Generally builders remove or modify the rear subframe of the original motorcycle to accommodate the new seat. Rayell has chosen not to cut the subframe and has created this seat accordingly. A short mudguard from a Yamaha XS400 replaces the original on the rear whilst a mudguard from an unknown model is fitted in the front. Thie SR500 can run without a battery, so keeping the look bare is easier with the sidecovers removed. Flat tracker bars are fitted with an imported, simplified switch cluster on the left side only. A mini speedo has also been fitted. The large steering damper knob is decorative but really looks classic. The wheels and front shocks have been powder coated black. Rayell wrapped the header pipe of the locally made aftermarket exhaust which was on the motorcycle when he bought it. He has the original invoice for when it was fitted in 1980. I think it is a Powerflo.
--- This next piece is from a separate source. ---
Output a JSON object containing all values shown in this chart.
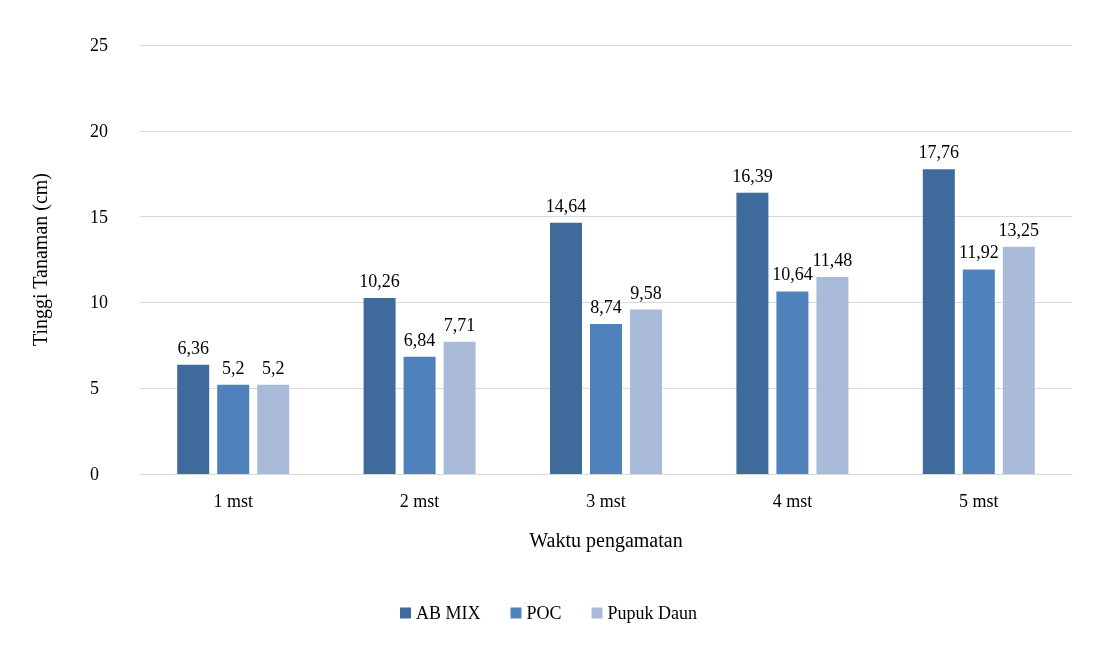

Rayell recently sold this SR500 to Denzel. Lucky Denzel! The next project Rayell will undertake will be based on a BMW R60 or R75. He wants to build a motorcycle which must be indescribably different from anything else. This is probably the same thing that El Solitario will attempt to achieve with their BMW R Nine T creation. Perhaps they will shock corporate BMW and turn it into the cafe racer it was supposed to be in the first place. Oh well, even if they don’t, at least BMW have ten years before their motorcycle’s centenary to rethink their design.